The Arts Research Monitor, created by Hill Strategies Research in 2002, provides synopses of qualitative and quantitative research findings in the arts and culture. The Monitor should be useful to artists, arts managers, funders, policy makers, researchers and others with an interest in learning more about the arts and culture. The Arts Research Monitor is funded by the Canada Council for the Arts and the Ontario Arts Council.
This series of brief web articles aims to depict “the socio-economic conditions faced by Canadian resident professional visual artists” in 2012, with specific articles on ethnicity, sex, and gallery representation. The survey found that nearly one-half of Canadian visual artists lost money on their artistic practice in 2012 (47%). The average personal income of visual artists was $29,300, the largest portions of which came from art-related employment (average of $19,200) and non-art-related employment (average of $5,700). After adjusting for inflation, the overall average income in 2012 was 6% higher than the 2007 level ($27,600).
This brief report examines the situation of the estimated 3,632 visual artists in Quebec. The report estimates that 60% of Quebec visual artists are women and only 12% are under 35 years of age (compared with 37% of the overall Quebec labour force). The average personal income (from all sources) of all Quebec visual artists is $35,400. The average is much lower for women ($27,600) than men ($40,900). Fifty-seven percent of Quebec visual artists have total individual incomes below $30,000, with a higher percentage among women (64%) and artists under 35 (66%).
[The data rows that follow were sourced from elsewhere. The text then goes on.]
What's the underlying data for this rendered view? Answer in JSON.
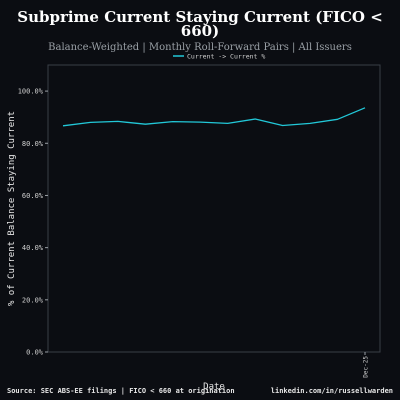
{
  "chart_data": {
    "type": "line",
    "title": "Subprime Current Staying Current (FICO < 660)",
    "subtitle": "Balance-Weighted | Monthly Roll-Forward Pairs | All Issuers",
    "xlabel": "Date",
    "ylabel": "% of Current Balance Staying Current",
    "ylim": [
      0,
      1.1
    ],
    "yticks": [
      0.0,
      0.2,
      0.4,
      0.6,
      0.8,
      1.0
    ],
    "ytick_labels": [
      "0.0%",
      "20.0%",
      "40.0%",
      "60.0%",
      "80.0%",
      "100.0%"
    ],
    "x_tick_labels": [
      "Dec-25"
    ],
    "x_tick_index": 11,
    "legend": {
      "placement": "top-center",
      "entries": [
        "Current -> Current %"
      ]
    },
    "grid": false,
    "series": [
      {
        "name": "Current -> Current %",
        "color": "#22c8d8",
        "values": [
          0.867,
          0.88,
          0.884,
          0.873,
          0.883,
          0.881,
          0.876,
          0.893,
          0.868,
          0.876,
          0.892,
          0.936
        ]
      }
    ]
  },
  "footer": {
    "source": "Source: SEC ABS-EE filings | FICO < 660 at origination",
    "credit": "linkedin.com/in/russellwarden"
  }
}
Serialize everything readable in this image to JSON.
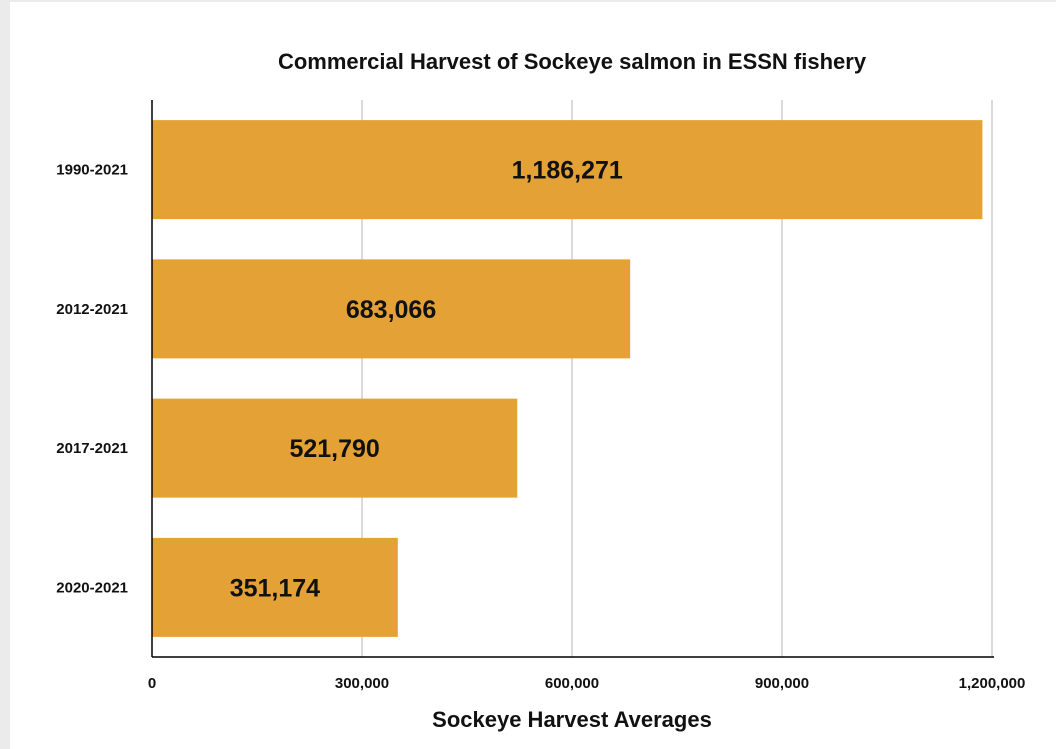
{
  "chart_data": {
    "type": "bar",
    "orientation": "horizontal",
    "title": "Commercial Harvest of Sockeye salmon in ESSN fishery",
    "xlabel": "Sockeye Harvest Averages",
    "ylabel": "",
    "categories": [
      "1990-2021",
      "2012-2021",
      "2017-2021",
      "2020-2021"
    ],
    "values": [
      1186271,
      683066,
      521790,
      351174
    ],
    "data_labels": [
      "1,186,271",
      "683,066",
      "521,790",
      "351,174"
    ],
    "xlim": [
      0,
      1200000
    ],
    "x_ticks": [
      0,
      300000,
      600000,
      900000,
      1200000
    ],
    "x_tick_labels": [
      "0",
      "300,000",
      "600,000",
      "900,000",
      "1,200,000"
    ],
    "grid": "vertical",
    "legend": "none",
    "colors": {
      "bar": "#e4a135",
      "gridline": "#b5b5b5",
      "axis": "#000000",
      "text": "#111111"
    }
  }
}
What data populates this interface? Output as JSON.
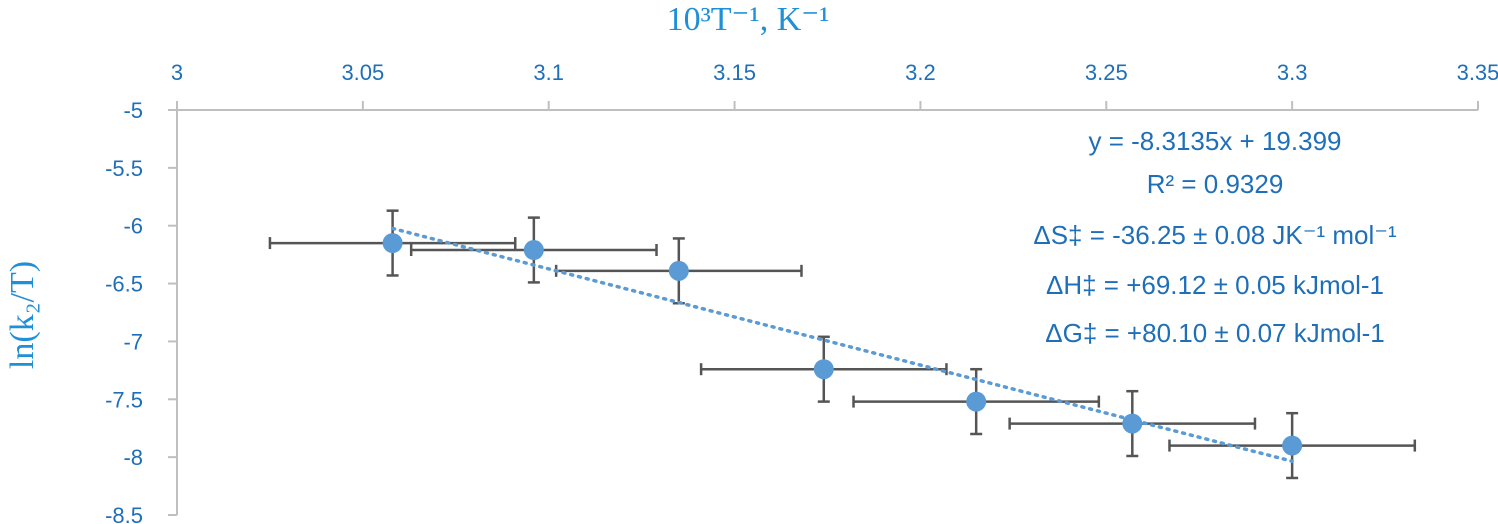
{
  "chart_data": {
    "type": "scatter",
    "xlabel": "10³T⁻¹, K⁻¹",
    "ylabel": "ln(k₂/T)",
    "xlim": [
      3,
      3.35
    ],
    "ylim": [
      -8.5,
      -5
    ],
    "x_ticks": [
      "3",
      "3.05",
      "3.1",
      "3.15",
      "3.2",
      "3.25",
      "3.3",
      "3.35"
    ],
    "y_ticks": [
      "-5",
      "-5.5",
      "-6",
      "-6.5",
      "-7",
      "-7.5",
      "-8",
      "-8.5"
    ],
    "x_tick_values": [
      3,
      3.05,
      3.1,
      3.15,
      3.2,
      3.25,
      3.3,
      3.35
    ],
    "y_tick_values": [
      -5,
      -5.5,
      -6,
      -6.5,
      -7,
      -7.5,
      -8,
      -8.5
    ],
    "x_axis_position": "top",
    "grid": false,
    "series": [
      {
        "points": [
          {
            "x": 3.058,
            "y": -6.15,
            "xerr": 0.033,
            "yerr": 0.28
          },
          {
            "x": 3.096,
            "y": -6.21,
            "xerr": 0.033,
            "yerr": 0.28
          },
          {
            "x": 3.135,
            "y": -6.39,
            "xerr": 0.033,
            "yerr": 0.28
          },
          {
            "x": 3.174,
            "y": -7.24,
            "xerr": 0.033,
            "yerr": 0.28
          },
          {
            "x": 3.215,
            "y": -7.52,
            "xerr": 0.033,
            "yerr": 0.28
          },
          {
            "x": 3.257,
            "y": -7.71,
            "xerr": 0.033,
            "yerr": 0.28
          },
          {
            "x": 3.3,
            "y": -7.9,
            "xerr": 0.033,
            "yerr": 0.28
          }
        ],
        "color": "#5b9bd5"
      }
    ],
    "trendline": {
      "slope": -8.3135,
      "intercept": 19.399,
      "x_range": [
        3.058,
        3.3
      ],
      "style": "dotted"
    },
    "annotations": [
      "y = -8.3135x + 19.399",
      "R² = 0.9329",
      "ΔS‡ = -36.25 ± 0.08 JK⁻¹ mol⁻¹",
      "ΔH‡ = +69.12 ± 0.05 kJmol-1",
      "ΔG‡ = +80.10 ± 0.07 kJmol-1"
    ]
  }
}
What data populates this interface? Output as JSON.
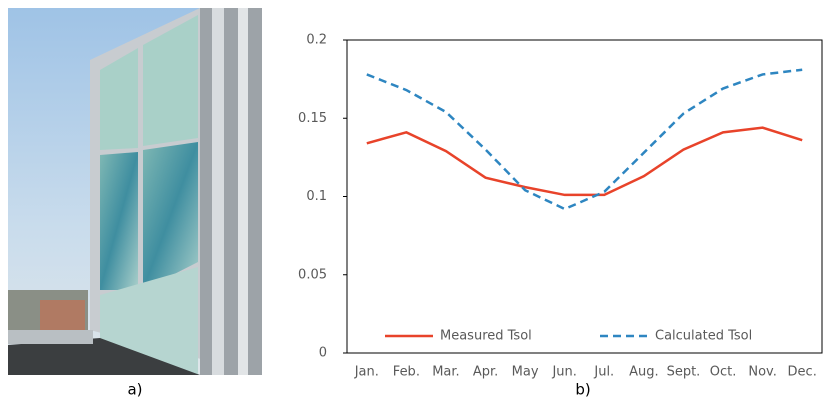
{
  "chart_data": {
    "type": "line",
    "categories": [
      "Jan.",
      "Feb.",
      "Mar.",
      "Apr.",
      "May",
      "Jun.",
      "Jul.",
      "Aug.",
      "Sept.",
      "Oct.",
      "Nov.",
      "Dec."
    ],
    "series": [
      {
        "name": "Measured Tsol",
        "color": "#e8432a",
        "linestyle": "solid",
        "values": [
          0.134,
          0.141,
          0.129,
          0.112,
          0.106,
          0.101,
          0.101,
          0.113,
          0.13,
          0.141,
          0.144,
          0.136
        ]
      },
      {
        "name": "Calculated Tsol",
        "color": "#2e86c1",
        "linestyle": "dashed",
        "values": [
          0.178,
          0.168,
          0.154,
          0.13,
          0.104,
          0.092,
          0.103,
          0.128,
          0.153,
          0.169,
          0.178,
          0.181
        ]
      }
    ],
    "ylim": [
      0,
      0.2
    ],
    "yticks": [
      0,
      0.05,
      0.1,
      0.15,
      0.2
    ],
    "grid": false,
    "legend": "bottom"
  },
  "captions": [
    "a)",
    "b)"
  ]
}
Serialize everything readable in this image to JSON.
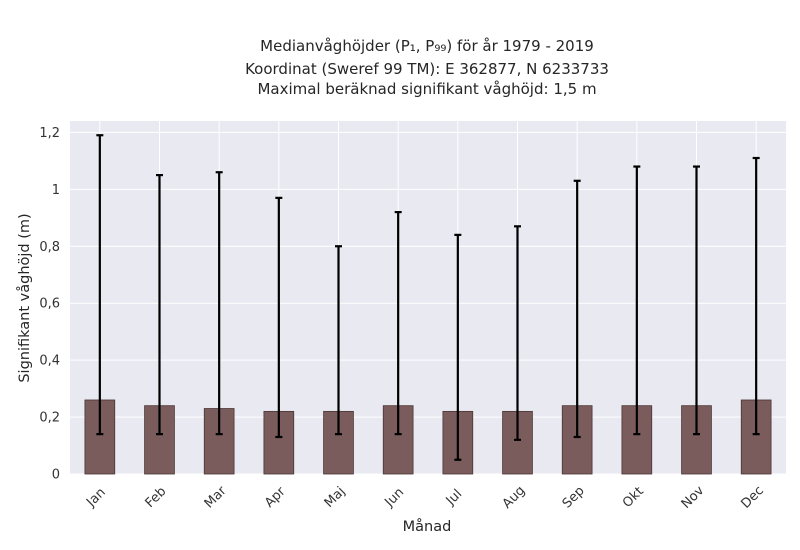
{
  "chart_data": {
    "type": "bar",
    "title_lines": [
      "Medianvåghöjder (P₁, P₉₉) för år 1979 - 2019",
      "Koordinat (Sweref 99 TM): E 362877, N 6233733",
      "Maximal beräknad signifikant våghöjd: 1,5 m"
    ],
    "xlabel": "Månad",
    "ylabel": "Signifikant våghöjd (m)",
    "categories": [
      "Jan",
      "Feb",
      "Mar",
      "Apr",
      "Maj",
      "Jun",
      "Jul",
      "Aug",
      "Sep",
      "Okt",
      "Nov",
      "Dec"
    ],
    "values": [
      0.26,
      0.24,
      0.23,
      0.22,
      0.22,
      0.24,
      0.22,
      0.22,
      0.24,
      0.24,
      0.24,
      0.26
    ],
    "p1": [
      0.14,
      0.14,
      0.14,
      0.13,
      0.14,
      0.14,
      0.05,
      0.12,
      0.13,
      0.14,
      0.14,
      0.14
    ],
    "p99": [
      1.19,
      1.05,
      1.06,
      0.97,
      0.8,
      0.92,
      0.84,
      0.87,
      1.03,
      1.08,
      1.08,
      1.11
    ],
    "ylim": [
      0,
      1.24
    ],
    "yticks": [
      0,
      0.2,
      0.4,
      0.6,
      0.8,
      1,
      1.2
    ],
    "ytick_labels": [
      "0",
      "0,2",
      "0,4",
      "0,6",
      "0,8",
      "1",
      "1,2"
    ],
    "grid": true,
    "colors": {
      "bar": "#7b5c5c",
      "bar_edge": "#4a3535",
      "errorbar": "#000000",
      "plot_background": "#e9e9f1",
      "grid": "#ffffff"
    }
  }
}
These two reports from Hill Strategies examine the situation of artists and cultural workers in Canadian provinces, territories, and municipalities. This summary provides brief highlights of the data on artists and cultural workers organized by province and territory.
This report examines the situation of artists and cultural workers in Canada. In Canada, there are 136,600 people who work as artists more than at any other occupation, a figure that is “slightly larger than the labour force in automotive manufacturing (133,000)”. As noted in the national report, “one in every 129 Canadian workers is an artist”.
Commissioned by the Visual Arts Alliance with a financial contribution from the Canada Council for the Arts, this literature review attempts to provide a synthesis of existing research in the visual arts in Canada and to identify gaps in this research. The report notes that the goal was not to outline the state of the visual arts sector in Canada but rather the state of research into the visual arts in the country.